Un changement majeur s'est opéré au cœur de la politique japonaise. Le 19 octobre 2025, la formation d'un accord de coalition entre le Parti Libéral-Démocrate (PLD), au pouvoir, et le parti d'opposition Nippon Ishin no Kai (Parti de l'Innovation du Japon) a été officialisée. Cette alliance inattendue est la conséquence directe des résultats décevants obtenus par le PLD lors des élections de juillet, qui avaient contraint l'ancien Premier ministre, Shigeru Ishiba, à la démission. Élue à la tête du PLD le 4 octobre 2025, Sanae Takaichi, 64 ans, une conservatrice convaincue et fidèle héritière de la ligne politique de feu Shinzo Abe, est désormais pressentie pour prendre la tête du gouvernement. Si elle est confirmée, elle deviendra la première femme Premier ministre de l'histoire du Japon, marquant un moment historique.
Cette coalition, motivée par la nécessité de stabiliser la gouvernance nationale, a exigé des compromis significatifs. Un point central de l'accord concerne l'orientation vers la suppression de la taxe sur la consommation appliquée aux produits alimentaires, une mesure qui s'aligne parfaitement sur le programme réformateur du Nippon Ishin no Kai. De son côté, Takaichi s'est engagée à relancer l'économie en augmentant les dépenses publiques et en réduisant les impôts, cherchant ainsi à alléger le fardeau d'une inflation croissante. Cette impulsion fiscale, rappelant les principes de l'« Abenomics », vise à mettre fin à la stagnation prolongée qui afflige le pays depuis 1989, exacerbée par la diminution de la population active.
La constitution du nouveau cabinet ministériel n'est cependant pas exempte d'incertitudes. La direction politique devra faire preuve d'une grande vigilance pour harmoniser les forces internes, d'autant plus que le Nippon Ishin no Kai n'a pas immédiatement désigné ses représentants au sein du Conseil des ministres. Par ailleurs, les positions très conservatrices de Takaichi concernant l'histoire et la sécurité pourraient susciter la méfiance des États voisins. Une telle situation impose à la future cheffe du gouvernement une prudence accrue dans la conduite de sa politique étrangère.
Les experts soulignent que, malgré son orientation résolument à droite et ses appels à réviser la constitution pacifiste afin de renforcer l'armée face à la Chine et à la Corée du Nord, l'épine dorsale de la politique extérieure japonaise restera la relation avec les États-Unis. L'aspect symbolique de son élection est colossal : l'arrivée de Takaichi au pouvoir pourrait signifier la fin de décennies de domination masculine aux plus hauts échelons. Sa détermination, souvent comparée à celle de Margaret Thatcher, la « Dame de fer », et sa volonté d'appliquer des mesures strictes, indiquent une trajectoire claire vers le renforcement de la position nationale.

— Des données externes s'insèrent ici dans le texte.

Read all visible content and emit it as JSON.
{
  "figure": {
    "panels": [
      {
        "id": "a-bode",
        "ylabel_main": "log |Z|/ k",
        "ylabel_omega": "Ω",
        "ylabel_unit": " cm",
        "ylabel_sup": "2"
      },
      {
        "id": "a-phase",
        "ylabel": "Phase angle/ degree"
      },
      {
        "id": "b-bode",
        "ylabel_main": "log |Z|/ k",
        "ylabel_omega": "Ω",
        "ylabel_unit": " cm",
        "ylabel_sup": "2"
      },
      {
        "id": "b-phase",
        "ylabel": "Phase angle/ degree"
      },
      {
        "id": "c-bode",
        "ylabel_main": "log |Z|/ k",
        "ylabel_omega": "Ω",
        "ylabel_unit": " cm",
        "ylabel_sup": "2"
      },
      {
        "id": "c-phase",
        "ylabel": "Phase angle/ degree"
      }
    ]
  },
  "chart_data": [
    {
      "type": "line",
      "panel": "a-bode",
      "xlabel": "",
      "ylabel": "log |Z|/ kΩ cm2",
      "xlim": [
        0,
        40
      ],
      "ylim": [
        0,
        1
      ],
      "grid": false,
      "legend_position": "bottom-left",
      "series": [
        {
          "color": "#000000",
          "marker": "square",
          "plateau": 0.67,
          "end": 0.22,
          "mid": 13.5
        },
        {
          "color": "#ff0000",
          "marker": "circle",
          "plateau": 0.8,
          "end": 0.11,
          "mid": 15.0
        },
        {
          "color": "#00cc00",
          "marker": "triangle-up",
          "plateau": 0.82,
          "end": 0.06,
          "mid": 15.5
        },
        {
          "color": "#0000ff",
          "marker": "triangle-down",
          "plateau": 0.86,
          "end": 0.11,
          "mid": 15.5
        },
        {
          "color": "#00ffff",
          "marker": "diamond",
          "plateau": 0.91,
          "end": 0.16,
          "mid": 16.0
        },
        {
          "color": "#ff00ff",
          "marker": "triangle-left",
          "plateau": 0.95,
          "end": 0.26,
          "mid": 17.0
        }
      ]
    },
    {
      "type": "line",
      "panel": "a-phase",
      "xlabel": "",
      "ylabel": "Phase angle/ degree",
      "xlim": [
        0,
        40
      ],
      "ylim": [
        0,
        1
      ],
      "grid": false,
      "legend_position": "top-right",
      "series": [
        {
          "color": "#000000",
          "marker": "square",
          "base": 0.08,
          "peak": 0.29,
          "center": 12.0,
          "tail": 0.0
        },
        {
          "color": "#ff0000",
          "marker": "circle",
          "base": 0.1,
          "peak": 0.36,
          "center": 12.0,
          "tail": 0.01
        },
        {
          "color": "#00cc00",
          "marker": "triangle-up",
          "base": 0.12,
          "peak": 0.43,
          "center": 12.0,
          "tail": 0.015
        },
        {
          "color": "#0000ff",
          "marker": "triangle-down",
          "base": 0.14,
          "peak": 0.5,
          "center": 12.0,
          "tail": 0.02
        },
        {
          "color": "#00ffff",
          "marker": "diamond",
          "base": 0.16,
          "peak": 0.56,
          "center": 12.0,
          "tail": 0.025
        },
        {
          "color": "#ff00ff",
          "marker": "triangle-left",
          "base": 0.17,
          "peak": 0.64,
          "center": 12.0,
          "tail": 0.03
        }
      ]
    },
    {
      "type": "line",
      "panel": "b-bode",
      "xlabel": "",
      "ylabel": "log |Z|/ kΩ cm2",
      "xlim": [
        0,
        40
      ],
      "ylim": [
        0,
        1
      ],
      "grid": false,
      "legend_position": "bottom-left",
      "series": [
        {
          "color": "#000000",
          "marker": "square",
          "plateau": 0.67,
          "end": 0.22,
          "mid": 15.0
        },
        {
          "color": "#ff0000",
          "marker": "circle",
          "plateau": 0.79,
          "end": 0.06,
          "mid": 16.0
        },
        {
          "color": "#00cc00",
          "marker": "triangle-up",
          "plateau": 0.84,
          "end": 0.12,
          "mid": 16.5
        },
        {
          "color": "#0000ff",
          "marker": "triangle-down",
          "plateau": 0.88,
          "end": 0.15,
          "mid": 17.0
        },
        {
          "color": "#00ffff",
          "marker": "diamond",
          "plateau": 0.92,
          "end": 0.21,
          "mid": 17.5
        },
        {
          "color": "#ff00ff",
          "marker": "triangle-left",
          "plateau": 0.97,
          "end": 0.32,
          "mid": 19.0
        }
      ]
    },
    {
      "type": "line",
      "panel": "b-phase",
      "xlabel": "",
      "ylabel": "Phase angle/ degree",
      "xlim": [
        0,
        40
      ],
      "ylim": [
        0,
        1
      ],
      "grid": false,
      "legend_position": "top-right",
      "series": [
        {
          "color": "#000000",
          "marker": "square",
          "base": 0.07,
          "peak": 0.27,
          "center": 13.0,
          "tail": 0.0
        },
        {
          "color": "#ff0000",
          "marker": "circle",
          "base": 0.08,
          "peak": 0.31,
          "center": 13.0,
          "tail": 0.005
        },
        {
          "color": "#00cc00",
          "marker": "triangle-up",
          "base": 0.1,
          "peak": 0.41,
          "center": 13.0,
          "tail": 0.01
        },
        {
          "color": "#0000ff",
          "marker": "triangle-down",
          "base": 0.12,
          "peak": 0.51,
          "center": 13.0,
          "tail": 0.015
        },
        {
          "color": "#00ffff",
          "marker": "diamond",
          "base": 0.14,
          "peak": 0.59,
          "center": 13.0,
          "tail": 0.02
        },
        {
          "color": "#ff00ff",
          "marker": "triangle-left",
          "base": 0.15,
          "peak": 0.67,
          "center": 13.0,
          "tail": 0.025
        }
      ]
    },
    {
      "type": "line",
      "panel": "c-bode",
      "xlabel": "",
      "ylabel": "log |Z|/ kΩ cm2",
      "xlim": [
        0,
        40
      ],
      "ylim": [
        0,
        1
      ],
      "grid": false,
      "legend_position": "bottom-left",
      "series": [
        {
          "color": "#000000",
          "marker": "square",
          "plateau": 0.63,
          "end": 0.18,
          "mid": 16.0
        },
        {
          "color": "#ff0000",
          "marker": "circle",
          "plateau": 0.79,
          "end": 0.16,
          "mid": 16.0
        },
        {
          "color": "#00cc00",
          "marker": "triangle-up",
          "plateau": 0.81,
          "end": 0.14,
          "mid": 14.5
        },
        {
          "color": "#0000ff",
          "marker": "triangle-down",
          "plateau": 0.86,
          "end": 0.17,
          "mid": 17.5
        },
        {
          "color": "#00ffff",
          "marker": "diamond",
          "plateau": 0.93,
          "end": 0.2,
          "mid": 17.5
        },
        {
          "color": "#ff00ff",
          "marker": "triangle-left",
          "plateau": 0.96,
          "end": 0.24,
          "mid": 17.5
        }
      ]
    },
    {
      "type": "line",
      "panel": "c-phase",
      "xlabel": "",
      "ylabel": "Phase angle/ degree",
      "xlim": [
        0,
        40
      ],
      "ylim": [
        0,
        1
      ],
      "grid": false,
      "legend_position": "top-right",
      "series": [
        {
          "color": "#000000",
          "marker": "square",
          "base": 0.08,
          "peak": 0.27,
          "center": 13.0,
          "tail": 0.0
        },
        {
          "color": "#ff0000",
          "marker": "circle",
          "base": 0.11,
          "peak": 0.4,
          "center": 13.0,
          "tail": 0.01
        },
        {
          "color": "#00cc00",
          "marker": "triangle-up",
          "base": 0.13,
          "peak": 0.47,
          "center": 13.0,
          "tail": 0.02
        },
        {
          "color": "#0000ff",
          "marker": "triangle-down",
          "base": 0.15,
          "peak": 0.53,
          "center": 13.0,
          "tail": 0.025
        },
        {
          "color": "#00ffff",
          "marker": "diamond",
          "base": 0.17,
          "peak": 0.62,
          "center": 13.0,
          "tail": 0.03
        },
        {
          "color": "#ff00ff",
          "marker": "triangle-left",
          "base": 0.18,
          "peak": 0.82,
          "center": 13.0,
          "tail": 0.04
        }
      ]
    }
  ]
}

Pour atteindre la majorité nécessaire à la Chambre basse du Parlement, où la coalition PLD et Ishin détient actuellement 231 sièges – soit deux mandats de moins que la majorité simple – le PLD est contraint de rechercher activement l'appui de factions parlementaires plus petites. Ce contexte législatif délicat exige de la nouvelle dirigeante non seulement une grande habileté politique et un sens aigu de la négociation, mais également la capacité d'établir des liens solides et durables avec ces groupes minoritaires. C'est la condition sine qua non pour garantir la stabilité de la gouvernance à long terme et, surtout, pour assurer la mise en œuvre effective des transformations économiques et des réformes structurelles annoncées. La réussite de Takaichi dépendra de sa capacité à transformer cette majorité fragile en une base de pouvoir stable.